Эврика -- невольно останавливает меня скептический разум. Ведь морфология человека слита воедино с его физиологией, с жизнедеятельностью организма, с процессами, протекающими в его системах, органах, тканях, клетках и т. д., делающим нас поразительно пластичными, способными приспосабливаться с самым разным, в том числе и экстремальным ситуациям, не меняя своей, человеческой породы.

Естественные науки скрупулезно и с предельной мерой объективности всесторонне изучили физиологию живого, показали ее истоки в неживом, открыли универсальную общность, системность в этом плане породившей нас природы.
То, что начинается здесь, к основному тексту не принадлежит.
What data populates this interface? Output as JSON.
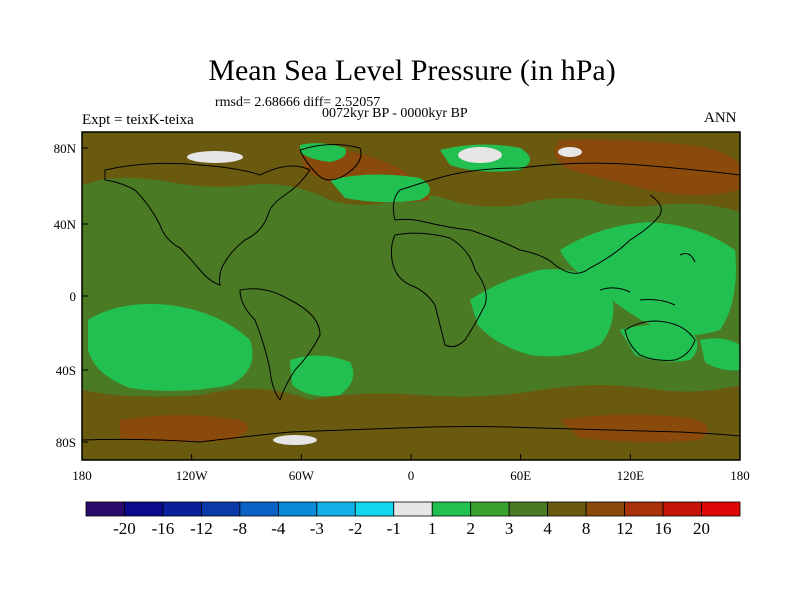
{
  "map": {
    "title": "Mean Sea Level Pressure (in hPa)",
    "stats": "rmsd= 2.68666 diff= 2.52057",
    "period": "0072kyr BP - 0000kyr BP",
    "experiment": "Expt = teixK-teixa",
    "season": "ANN",
    "lat_labels": [
      "80N",
      "40N",
      "0",
      "40S",
      "80S"
    ],
    "lon_labels": [
      "180",
      "120W",
      "60W",
      "0",
      "60E",
      "120E",
      "180"
    ],
    "colors": {
      "frame": "#000000",
      "coast": "#000000"
    }
  },
  "colorbar": {
    "labels": [
      "-20",
      "-16",
      "-12",
      "-8",
      "-4",
      "-3",
      "-2",
      "-1",
      "1",
      "2",
      "3",
      "4",
      "8",
      "12",
      "16",
      "20"
    ],
    "colors": [
      "#2a0a6a",
      "#0a0a8c",
      "#0a1f9c",
      "#0a3aa8",
      "#0a62c4",
      "#0a8ad8",
      "#12b0e6",
      "#12d6ee",
      "#e6e6e6",
      "#22c050",
      "#3aa030",
      "#4a7a24",
      "#6a5a10",
      "#8a4a0c",
      "#a8300a",
      "#c41408",
      "#de0808"
    ]
  }
}
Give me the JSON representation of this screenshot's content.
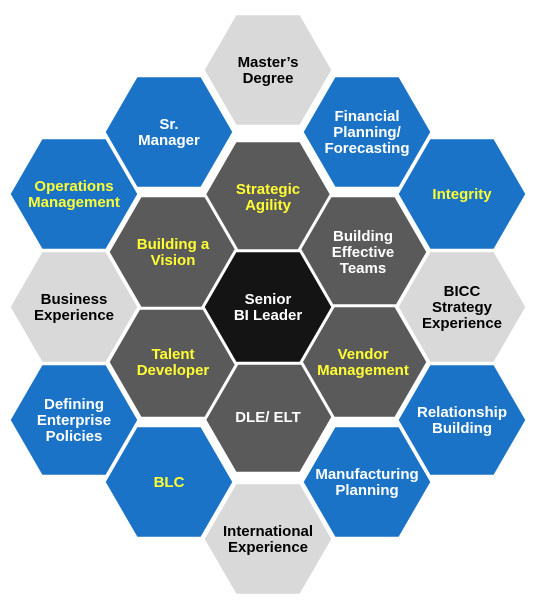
{
  "colors": {
    "center": "#141414",
    "inner": "#5a5a5a",
    "blue": "#1a73c6",
    "light": "#d9d9d9",
    "text_yellow": "#ffff33",
    "text_white": "#ffffff",
    "text_black": "#000000"
  },
  "hexagons": [
    {
      "id": "center",
      "ring": "center",
      "lines": [
        "Senior",
        "BI Leader"
      ],
      "text": "white"
    },
    {
      "id": "inner-0",
      "ring": "inner",
      "lines": [
        "Strategic",
        "Agility"
      ],
      "text": "yellow"
    },
    {
      "id": "inner-1",
      "ring": "inner",
      "lines": [
        "Building",
        "Effective",
        "Teams"
      ],
      "text": "white"
    },
    {
      "id": "inner-2",
      "ring": "inner",
      "lines": [
        "Vendor",
        "Management"
      ],
      "text": "yellow"
    },
    {
      "id": "inner-3",
      "ring": "inner",
      "lines": [
        "DLE/ ELT"
      ],
      "text": "white"
    },
    {
      "id": "inner-4",
      "ring": "inner",
      "lines": [
        "Talent",
        "Developer"
      ],
      "text": "yellow"
    },
    {
      "id": "inner-5",
      "ring": "inner",
      "lines": [
        "Building a",
        "Vision"
      ],
      "text": "yellow"
    },
    {
      "id": "outer-0",
      "ring": "light",
      "lines": [
        "Master’s",
        "Degree"
      ],
      "text": "black"
    },
    {
      "id": "outer-1",
      "ring": "blue",
      "lines": [
        "Financial",
        "Planning/",
        "Forecasting"
      ],
      "text": "white"
    },
    {
      "id": "outer-2",
      "ring": "blue",
      "lines": [
        "Integrity"
      ],
      "text": "yellow"
    },
    {
      "id": "outer-3",
      "ring": "light",
      "lines": [
        "BICC",
        "Strategy",
        "Experience"
      ],
      "text": "black"
    },
    {
      "id": "outer-4",
      "ring": "blue",
      "lines": [
        "Relationship",
        "Building"
      ],
      "text": "white"
    },
    {
      "id": "outer-5",
      "ring": "blue",
      "lines": [
        "Manufacturing",
        "Planning"
      ],
      "text": "white"
    },
    {
      "id": "outer-6",
      "ring": "light",
      "lines": [
        "International",
        "Experience"
      ],
      "text": "black"
    },
    {
      "id": "outer-7",
      "ring": "blue",
      "lines": [
        "BLC"
      ],
      "text": "yellow"
    },
    {
      "id": "outer-8",
      "ring": "blue",
      "lines": [
        "Defining",
        "Enterprise",
        "Policies"
      ],
      "text": "white"
    },
    {
      "id": "outer-9",
      "ring": "light",
      "lines": [
        "Business",
        "Experience"
      ],
      "text": "black"
    },
    {
      "id": "outer-10",
      "ring": "blue",
      "lines": [
        "Operations",
        "Management"
      ],
      "text": "yellow"
    },
    {
      "id": "outer-11",
      "ring": "blue",
      "lines": [
        "Sr.",
        "Manager"
      ],
      "text": "white"
    }
  ]
}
Они подошли к обобщенным характеристикам тех единых для природы процессов, которые мы именуем физиологическими. Главные из них, которые и есть координаты физиологического совершенства - константность, пластичность, цикличность.

Что касается нашей константности в физиологическом отношении как мнимом преимуществе перед совершенным миром неживой и живой природы, то она весьма проблематична и далеко не подтверждена достойным внимания временным масштабом. Что такое, в самом деле, какие-то два -- три миллиона лет, которые мы уродуем окружающий мир, " приспосабливая " его к своим ненасытным нуждам, по сравнению со сроком в триста миллионов лет, в пределах которого преотлично пребывает обыкновенный и неистребимый таракан, да и многие другие животные. Мудрые биологи -- исследователи предрекают, что за неизмеримо более короткий период мы будем уже не мы, а станем какими- то птицеподобными уродцами. Не об этом ли будущем напоминает нам прошлое - искусством Древнего Египта и исчезнувших цивилизаций Латинской Америки и Мексики? А, может быть, это прошлое было когда-то для неведомых нам человеческих цивилизаций роковым будущим физиологического превращения, перерождения нас в йеху?
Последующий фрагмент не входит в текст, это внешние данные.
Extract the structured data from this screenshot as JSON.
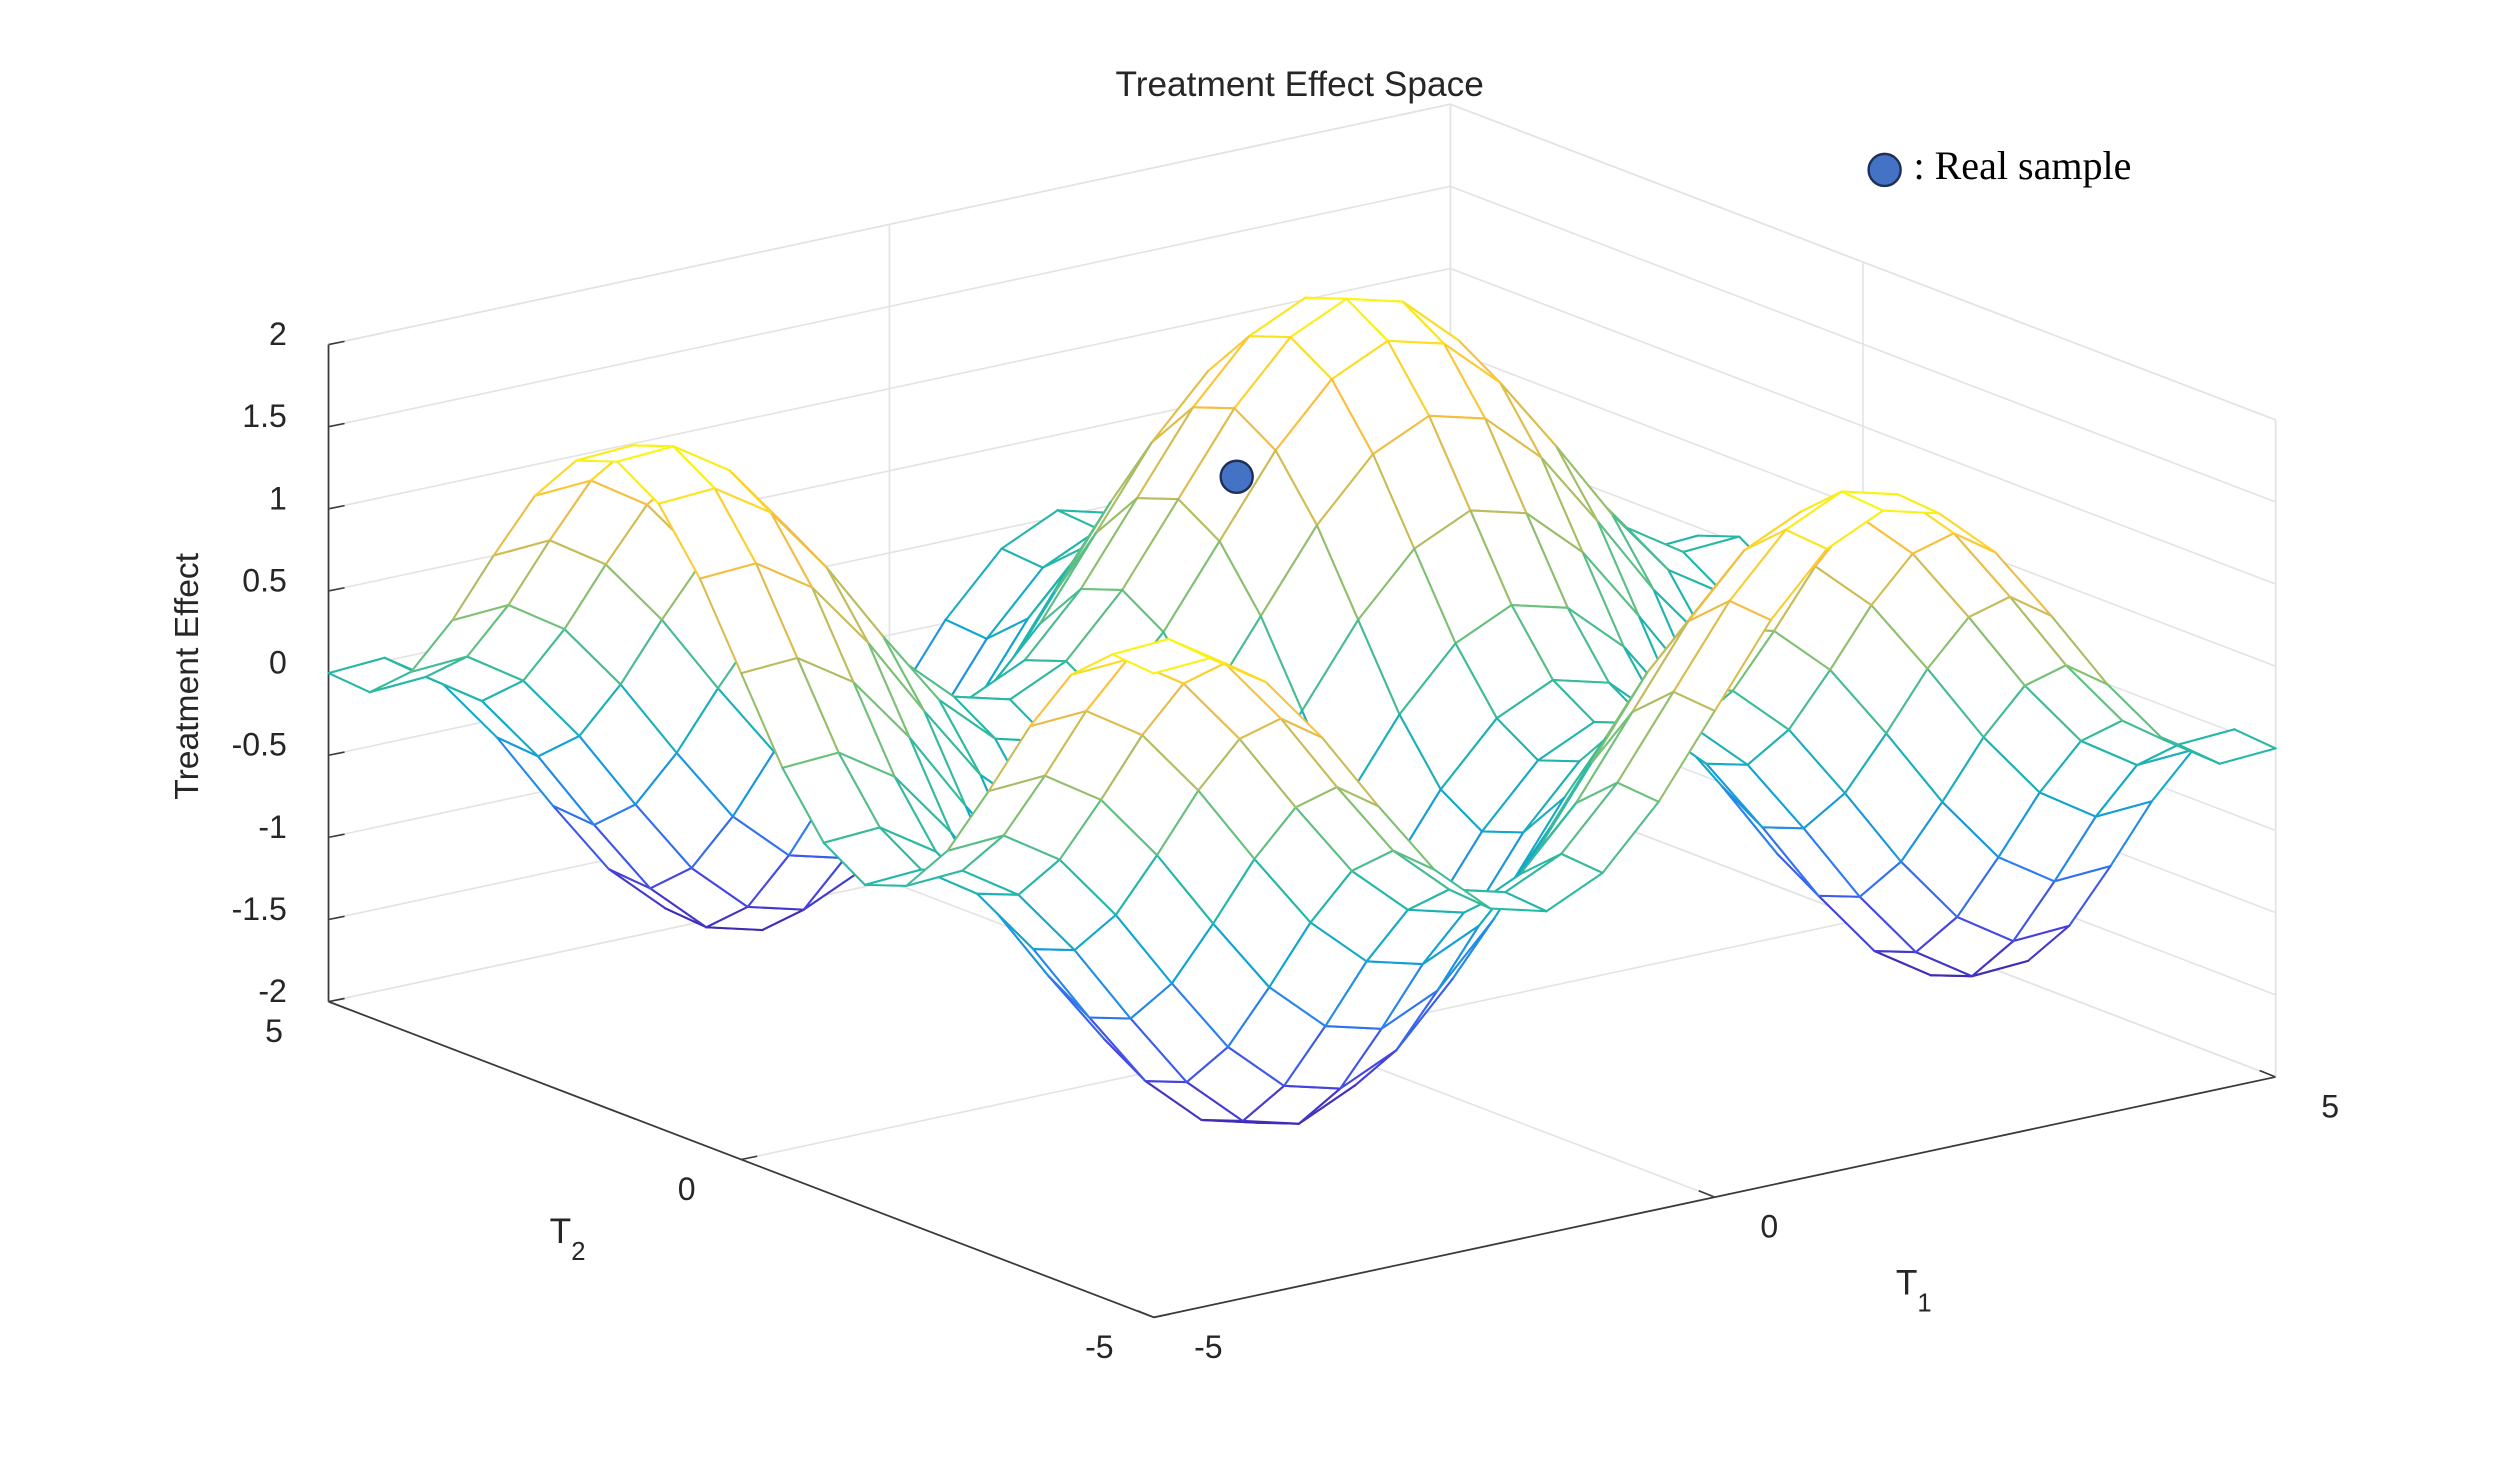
{
  "chart_data": {
    "type": "surface",
    "title": "Treatment Effect Space",
    "xlabel": "T",
    "xlabel_subscript": "1",
    "ylabel": "T",
    "ylabel_subscript": "2",
    "zlabel": "Treatment Effect",
    "xlim": [
      -5,
      5
    ],
    "ylim": [
      -5,
      5
    ],
    "zlim": [
      -2,
      2
    ],
    "xticks": [
      -5,
      0,
      5
    ],
    "yticks": [
      -5,
      0,
      5
    ],
    "zticks": [
      -2,
      -1.5,
      -1,
      -0.5,
      0,
      0.5,
      1,
      1.5,
      2
    ],
    "grid": true,
    "colormap": "parula",
    "legend": "upper right",
    "x": [
      -5,
      -4.5,
      -4,
      -3.5,
      -3,
      -2.5,
      -2,
      -1.5,
      -1,
      -0.5,
      0,
      0.5,
      1,
      1.5,
      2,
      2.5,
      3,
      3.5,
      4,
      4.5,
      5
    ],
    "y": [
      -5,
      -4.5,
      -4,
      -3.5,
      -3,
      -2.5,
      -2,
      -1.5,
      -1,
      -0.5,
      0,
      0.5,
      1,
      1.5,
      2,
      2.5,
      3,
      3.5,
      4,
      4.5,
      5
    ],
    "z": [
      [
        1.92,
        1.94,
        1.72,
        1.31,
        0.82,
        0.36,
        0.05,
        -0.04,
        0.12,
        0.48,
        0.96,
        1.44,
        1.8,
        1.96,
        1.87,
        1.56,
        1.1,
        0.61,
        0.2,
        -0.02,
        0
      ],
      [
        1.94,
        1.96,
        1.74,
        1.33,
        0.84,
        0.38,
        0.07,
        -0.02,
        0.14,
        0.5,
        0.98,
        1.46,
        1.82,
        1.98,
        1.89,
        1.58,
        1.12,
        0.63,
        0.22,
        0,
        0.02
      ],
      [
        1.72,
        1.74,
        1.52,
        1.11,
        0.62,
        0.16,
        -0.15,
        -0.24,
        -0.08,
        0.28,
        0.76,
        1.24,
        1.6,
        1.76,
        1.67,
        1.36,
        0.9,
        0.41,
        0,
        -0.22,
        -0.2
      ],
      [
        1.31,
        1.33,
        1.11,
        0.7,
        0.21,
        -0.25,
        -0.56,
        -0.65,
        -0.49,
        -0.13,
        0.35,
        0.83,
        1.19,
        1.35,
        1.26,
        0.95,
        0.49,
        0,
        -0.41,
        -0.63,
        -0.61
      ],
      [
        0.82,
        0.84,
        0.62,
        0.21,
        -0.28,
        -0.74,
        -1.05,
        -1.14,
        -0.98,
        -0.62,
        -0.14,
        0.34,
        0.7,
        0.86,
        0.77,
        0.46,
        0,
        -0.49,
        -0.9,
        -1.12,
        -1.1
      ],
      [
        0.36,
        0.38,
        0.16,
        -0.25,
        -0.74,
        -1.2,
        -1.51,
        -1.6,
        -1.44,
        -1.08,
        -0.6,
        -0.12,
        0.24,
        0.4,
        0.31,
        0,
        -0.46,
        -0.95,
        -1.36,
        -1.58,
        -1.56
      ],
      [
        0.05,
        0.07,
        -0.15,
        -0.56,
        -1.05,
        -1.51,
        -1.82,
        -1.91,
        -1.75,
        -1.39,
        -0.91,
        -0.43,
        -0.07,
        0.09,
        0,
        -0.31,
        -0.77,
        -1.26,
        -1.67,
        -1.89,
        -1.87
      ],
      [
        -0.04,
        -0.02,
        -0.24,
        -0.65,
        -1.14,
        -1.6,
        -1.91,
        -2,
        -1.84,
        -1.48,
        -1,
        -0.52,
        -0.16,
        0,
        -0.09,
        -0.4,
        -0.86,
        -1.35,
        -1.76,
        -1.98,
        -1.96
      ],
      [
        0.12,
        0.14,
        -0.08,
        -0.49,
        -0.98,
        -1.44,
        -1.75,
        -1.84,
        -1.68,
        -1.32,
        -0.84,
        -0.36,
        0,
        0.16,
        0.07,
        -0.24,
        -0.7,
        -1.19,
        -1.6,
        -1.82,
        -1.8
      ],
      [
        0.48,
        0.5,
        0.28,
        -0.13,
        -0.62,
        -1.08,
        -1.39,
        -1.48,
        -1.32,
        -0.96,
        -0.48,
        0,
        0.36,
        0.52,
        0.43,
        0.12,
        -0.34,
        -0.83,
        -1.24,
        -1.46,
        -1.44
      ],
      [
        0.96,
        0.98,
        0.76,
        0.35,
        -0.14,
        -0.6,
        -0.91,
        -1,
        -0.84,
        -0.48,
        0,
        0.48,
        0.84,
        1,
        0.91,
        0.6,
        0.14,
        -0.35,
        -0.76,
        -0.98,
        -0.96
      ],
      [
        1.44,
        1.46,
        1.24,
        0.83,
        0.34,
        -0.12,
        -0.43,
        -0.52,
        -0.36,
        0,
        0.48,
        0.96,
        1.32,
        1.48,
        1.39,
        1.08,
        0.62,
        0.13,
        -0.28,
        -0.5,
        -0.48
      ],
      [
        1.8,
        1.82,
        1.6,
        1.19,
        0.7,
        0.24,
        -0.07,
        -0.16,
        0,
        0.36,
        0.84,
        1.32,
        1.68,
        1.84,
        1.75,
        1.44,
        0.98,
        0.49,
        0.08,
        -0.14,
        -0.12
      ],
      [
        1.96,
        1.98,
        1.76,
        1.35,
        0.86,
        0.4,
        0.09,
        0,
        0.16,
        0.52,
        1,
        1.48,
        1.84,
        2,
        1.91,
        1.6,
        1.14,
        0.65,
        0.24,
        0.02,
        0.04
      ],
      [
        1.87,
        1.89,
        1.67,
        1.26,
        0.77,
        0.31,
        0,
        -0.09,
        0.07,
        0.43,
        0.91,
        1.39,
        1.75,
        1.91,
        1.82,
        1.51,
        1.05,
        0.56,
        0.15,
        -0.07,
        -0.05
      ],
      [
        1.56,
        1.58,
        1.36,
        0.95,
        0.46,
        0,
        -0.31,
        -0.4,
        -0.24,
        0.12,
        0.6,
        1.08,
        1.44,
        1.6,
        1.51,
        1.2,
        0.74,
        0.25,
        -0.16,
        -0.38,
        -0.36
      ],
      [
        1.1,
        1.12,
        0.9,
        0.49,
        0,
        -0.46,
        -0.77,
        -0.86,
        -0.7,
        -0.34,
        0.14,
        0.62,
        0.98,
        1.14,
        1.05,
        0.74,
        0.28,
        -0.21,
        -0.62,
        -0.84,
        -0.82
      ],
      [
        0.61,
        0.63,
        0.41,
        0,
        -0.49,
        -0.95,
        -1.26,
        -1.35,
        -1.19,
        -0.83,
        -0.35,
        0.13,
        0.49,
        0.65,
        0.56,
        0.25,
        -0.21,
        -0.7,
        -1.11,
        -1.33,
        -1.31
      ],
      [
        0.2,
        0.22,
        0,
        -0.41,
        -0.9,
        -1.36,
        -1.67,
        -1.76,
        -1.6,
        -1.24,
        -0.76,
        -0.28,
        0.08,
        0.24,
        0.15,
        -0.16,
        -0.62,
        -1.11,
        -1.52,
        -1.74,
        -1.72
      ],
      [
        -0.02,
        0,
        -0.22,
        -0.63,
        -1.12,
        -1.58,
        -1.89,
        -1.98,
        -1.82,
        -1.46,
        -0.98,
        -0.5,
        -0.14,
        0.02,
        -0.07,
        -0.38,
        -0.84,
        -1.33,
        -1.74,
        -1.96,
        -1.94
      ],
      [
        0,
        0.02,
        -0.2,
        -0.61,
        -1.1,
        -1.56,
        -1.87,
        -1.96,
        -1.8,
        -1.44,
        -0.96,
        -0.48,
        -0.12,
        0.04,
        -0.05,
        -0.36,
        -0.82,
        -1.31,
        -1.72,
        -1.94,
        -1.92
      ]
    ],
    "series": [
      {
        "name": ": Real sample",
        "type": "scatter",
        "color": "#4472c4",
        "x": [
          0.3
        ],
        "y": [
          1.2
        ],
        "z": [
          1.15
        ]
      }
    ]
  }
}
То, что на бытовом уровне именуется обменом веществ, в природе живое реализует как устойчивое состояние системы в нестабильной ситуации. Идет вечная и титаническая борьба на всех уровнях живой системы во имя сохранения рода, вида, особи. И она всегда воспроизводится в определенных временных пределах, без каких-либо потрясений, изменений, мутаций. Выход за эти пределы означает рождение нового состояния, новой системы. Это -- взрыв, от последствий которого ничего не остается в изжившей себя по тем или иным причинам системе. Исчезают динозавры, мамонты, другие мировые загадки природы, исчезают - чтобы вновь возродиться, словно легендарная птица -феникс, но уже в другом природном обличье. " Почти " динозавров либо " почти " мамонтов природа не породила, ибо все ее творения существуют в рамках отведенных загадочной и неведомой судьбой временных сроков и относительно стабильных пространственных условий бытования.
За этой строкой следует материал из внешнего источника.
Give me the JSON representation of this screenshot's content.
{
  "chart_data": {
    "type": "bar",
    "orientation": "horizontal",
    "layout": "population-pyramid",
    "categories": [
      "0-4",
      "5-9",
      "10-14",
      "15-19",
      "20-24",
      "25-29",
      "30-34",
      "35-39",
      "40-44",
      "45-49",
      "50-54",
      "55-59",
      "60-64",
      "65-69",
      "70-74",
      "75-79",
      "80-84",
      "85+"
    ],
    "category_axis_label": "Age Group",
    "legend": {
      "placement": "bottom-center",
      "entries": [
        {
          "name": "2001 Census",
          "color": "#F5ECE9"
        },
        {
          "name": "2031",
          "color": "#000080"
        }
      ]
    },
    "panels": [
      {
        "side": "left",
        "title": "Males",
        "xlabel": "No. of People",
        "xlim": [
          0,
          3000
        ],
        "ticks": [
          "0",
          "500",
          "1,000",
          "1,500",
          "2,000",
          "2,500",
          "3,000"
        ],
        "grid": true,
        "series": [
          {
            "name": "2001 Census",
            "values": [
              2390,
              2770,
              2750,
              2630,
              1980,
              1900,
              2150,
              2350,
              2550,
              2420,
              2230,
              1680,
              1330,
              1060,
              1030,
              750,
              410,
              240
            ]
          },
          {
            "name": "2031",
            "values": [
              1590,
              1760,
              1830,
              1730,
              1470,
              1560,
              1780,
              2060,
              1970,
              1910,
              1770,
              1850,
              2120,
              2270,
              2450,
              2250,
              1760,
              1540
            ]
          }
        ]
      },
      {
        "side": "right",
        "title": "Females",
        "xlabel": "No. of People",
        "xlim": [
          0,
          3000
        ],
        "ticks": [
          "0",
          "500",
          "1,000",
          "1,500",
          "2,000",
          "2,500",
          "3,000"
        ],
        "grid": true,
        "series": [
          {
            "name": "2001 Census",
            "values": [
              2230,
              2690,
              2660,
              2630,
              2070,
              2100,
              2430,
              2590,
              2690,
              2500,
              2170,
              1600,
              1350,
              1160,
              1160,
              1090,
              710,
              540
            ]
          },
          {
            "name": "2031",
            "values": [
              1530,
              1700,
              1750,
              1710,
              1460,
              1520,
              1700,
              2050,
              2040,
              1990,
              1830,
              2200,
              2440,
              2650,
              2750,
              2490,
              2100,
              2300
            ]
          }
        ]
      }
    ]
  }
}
Не то -- человек, словно всей своей историей / скажем точнее -антропогенезом / насмехающийся над принципом физиологической константности. Конечно, на всех этапах антропогенеза он был и остается носителем неизменных физиологических качеств, завещанных ему природой -- характера клеточной структуры и ее функционирования, кровообращения, пищеварения, адаптации к изменяющимся условиям внешней среды, словом, всех тех качеств, которые с предельным многомудрием открыли и человеческая практика, и человеческая интуиция и его не имеющий никакого аналога в бескрайней вселенной живой и неживой природы интеллект.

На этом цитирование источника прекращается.